Vito Rizzuto, the reputed head of the Montreal Mafia who built a powerful criminal organization with international tentacles, died in hospital Monday.
Rizzuto, 67, passed away of natural causes, said Maude Hebert-Chaput of Montreal’s Sacre-Coeur Hospital.
His death raises questions about the future of the Rizzuto clan’s decades-old empire, which was crippled by his 2006 extradition to the United States.
His death raises questions about the future of the Rizzuto clan’s decades-old empire, which was crippled by his 2006 extradition to the United States.
Rizzuto was arrested by Canadian authorities in 2004 and extradited two years later to the U.S., where he was convicted for his role in the 1981 murder of three Bonanno crime-family members in New York City.
He was sentenced to 10 years in prison, minus time served while awaiting extradition.
Following his October 2012 release, Rizzuto returned to Canada to a group of family and friends whose ranks had thinned considerably.
The Rizzuto family had sustained damage in 2006 following Operation Colisee, a five-year police investigation that culminated in mass arrests in the largest sweep against the Italian Mafia in Canadian history.

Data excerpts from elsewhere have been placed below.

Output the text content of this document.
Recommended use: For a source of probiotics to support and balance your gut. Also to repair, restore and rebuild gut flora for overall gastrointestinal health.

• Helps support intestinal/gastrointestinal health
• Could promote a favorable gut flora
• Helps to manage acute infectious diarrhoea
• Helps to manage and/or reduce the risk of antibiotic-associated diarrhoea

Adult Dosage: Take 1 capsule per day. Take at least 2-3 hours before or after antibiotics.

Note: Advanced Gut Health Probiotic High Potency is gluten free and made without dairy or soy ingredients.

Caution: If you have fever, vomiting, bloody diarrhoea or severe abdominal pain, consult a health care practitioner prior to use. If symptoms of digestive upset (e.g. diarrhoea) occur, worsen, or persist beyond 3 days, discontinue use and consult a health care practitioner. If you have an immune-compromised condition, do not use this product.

Rizzuto’s eldest son, Nicolo Jr., was killed in broad daylight in December 2009. That brazen daytime shooting would set off a spate of killings and disappearances targeting some of Rizzuto’s closest allies and associates.

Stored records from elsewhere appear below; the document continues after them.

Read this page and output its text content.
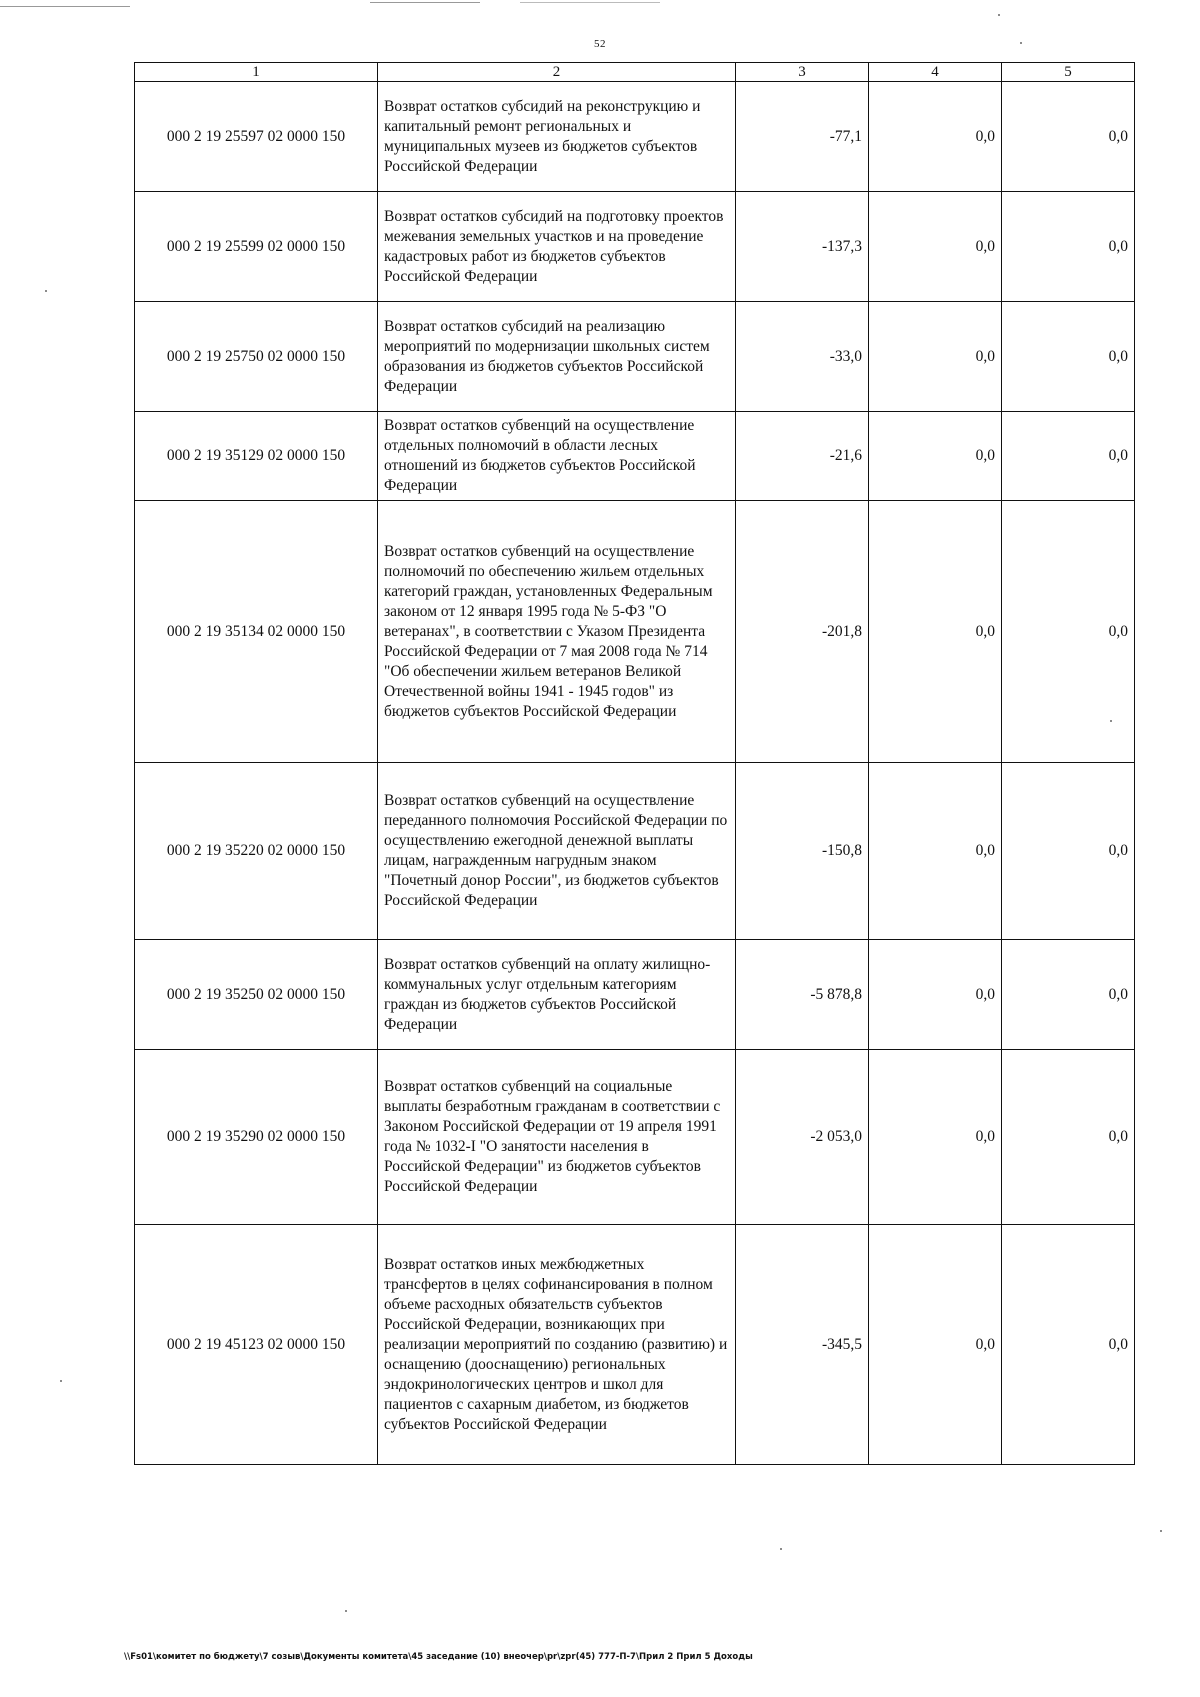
52
1	2	3	4	5
000 2 19 25597 02 0000 150	Возврат остатков субсидий на реконструкцию и капитальный ремонт региональных и муниципальных музеев из бюджетов субъектов Российской Федерации	-77,1	0,0	0,0
000 2 19 25599 02 0000 150	Возврат остатков субсидий на подготовку проектов межевания земельных участков и на проведение кадастровых работ из бюджетов субъектов Российской Федерации	-137,3	0,0	0,0
000 2 19 25750 02 0000 150	Возврат остатков субсидий на реализацию мероприятий по модернизации школьных систем образования из бюджетов субъектов Российской Федерации	-33,0	0,0	0,0
000 2 19 35129 02 0000 150	Возврат остатков субвенций на осуществление отдельных полномочий в области лесных отношений из бюджетов субъектов Российской Федерации	-21,6	0,0	0,0
000 2 19 35134 02 0000 150	Возврат остатков субвенций на осуществление полномочий по обеспечению жильем отдельных категорий граждан, установленных Федеральным законом от 12 января 1995 года № 5-ФЗ "О ветеранах", в соответствии с Указом Президента Российской Федерации от 7 мая 2008 года № 714 "Об обеспечении жильем ветеранов Великой Отечественной войны 1941 - 1945 годов" из бюджетов субъектов Российской Федерации	-201,8	0,0	0,0
000 2 19 35220 02 0000 150	Возврат остатков субвенций на осуществление переданного полномочия Российской Федерации по осуществлению ежегодной денежной выплаты лицам, награжденным нагрудным знаком "Почетный донор России", из бюджетов субъектов Российской Федерации	-150,8	0,0	0,0
000 2 19 35250 02 0000 150	Возврат остатков субвенций на оплату жилищно-коммунальных услуг отдельным категориям граждан из бюджетов субъектов Российской Федерации	-5 878,8	0,0	0,0
000 2 19 35290 02 0000 150	Возврат остатков субвенций на социальные выплаты безработным гражданам в соответствии с Законом Российской Федерации от 19 апреля 1991 года № 1032-I "О занятости населения в Российской Федерации" из бюджетов субъектов Российской Федерации	-2 053,0	0,0	0,0
000 2 19 45123 02 0000 150	Возврат остатков иных межбюджетных трансфертов в целях софинансирования в полном объеме расходных обязательств субъектов Российской Федерации, возникающих при реализации мероприятий по созданию (развитию) и оснащению (дооснащению) региональных эндокринологических центров и школ для пациентов с сахарным диабетом, из бюджетов субъектов Российской Федерации	-345,5	0,0	0,0
\\Fs01\комитет по бюджету\7 созыв\Документы комитета\45 заседание (10) внеочер\pr\zpr(45) 777-П-7\Прил 2 Прил 5 Доходы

Paolo Renda, Rizzuto’s brother-in-law and the consigliere of the clan, disappeared in May 2010, vanishing from near his luxury home in north-end Montreal. Family members found his car but no trace of Renda, who has not been heard from since.
A well-known Rizzuto ally, Agostino Cuntrera, 66, was gunned down in front of his food-distribution business in June 2010.

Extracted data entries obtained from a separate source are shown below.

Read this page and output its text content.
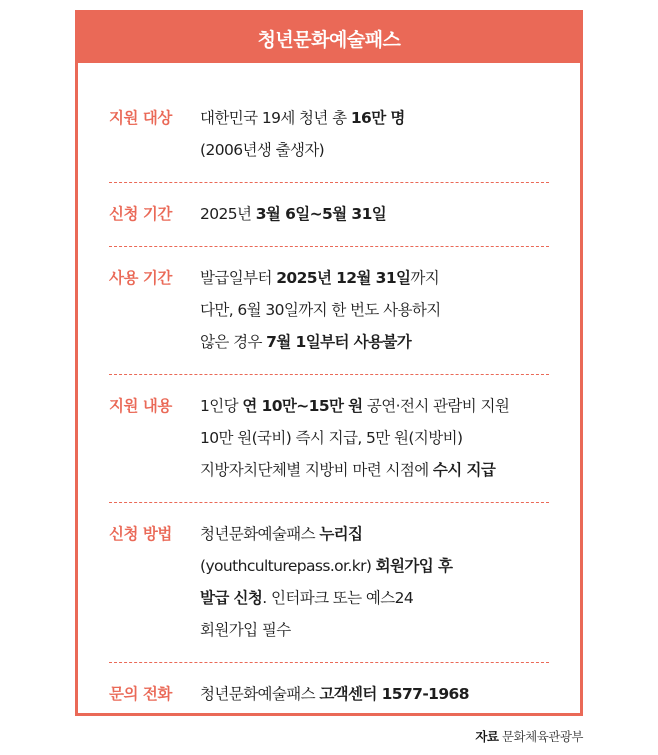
청년문화예술패스
지원 대상	대한민국 19세 청년 총 16만 명
(2006년생 출생자)
신청 기간	2025년 3월 6일~5월 31일
사용 기간	발급일부터 2025년 12월 31일까지
다만, 6월 30일까지 한 번도 사용하지
않은 경우 7월 1일부터 사용불가
지원 내용	1인당 연 10만~15만 원 공연·전시 관람비 지원
10만 원(국비) 즉시 지급, 5만 원(지방비)
지방자치단체별 지방비 마련 시점에 수시 지급
신청 방법	청년문화예술패스 누리집
(youthculturepass.or.kr) 회원가입 후
발급 신청. 인터파크 또는 예스24
회원가입 필수
문의 전화	청년문화예술패스 고객센터 1577-1968
자료 문화체육관광부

In November of 2010, Rizzuto’s father, Nicolo Sr., was shot and killed as he prepared to sit down to dinner with his wife and daughter. The elder Rizzuto, 86, was gunned down with a sniper’s bullet through the window in his own mansion, near Vito’s home.
A year later, a man police believe was making a play for the leadership of Rizzuto’s old network met his own demise. Salvatore Montagna, a Canadian who was named by U.S. authorities as a former head of New York’s notorious Bonanno family, was gunned down near the banks of a river near Montreal.
Six people were arrested in connection with Montagna’s slaying including Raynald Desjardins, a former Rizzuto confidant once described as his right-hand man.
Rizzuto’s criminal empire stretched from South America to Europe.
In 2005, Italian prosecutors filed charges against Rizzuto over allegations that the Mafia was involved in the building of a multibillion-dollar bridge linking mainland Italy to Sicily.
That bridge was to be one of that country’s largest-ever public works projects — a dream of myriad people in that region that had gone unfulfilled since the early days of the Roman Empire.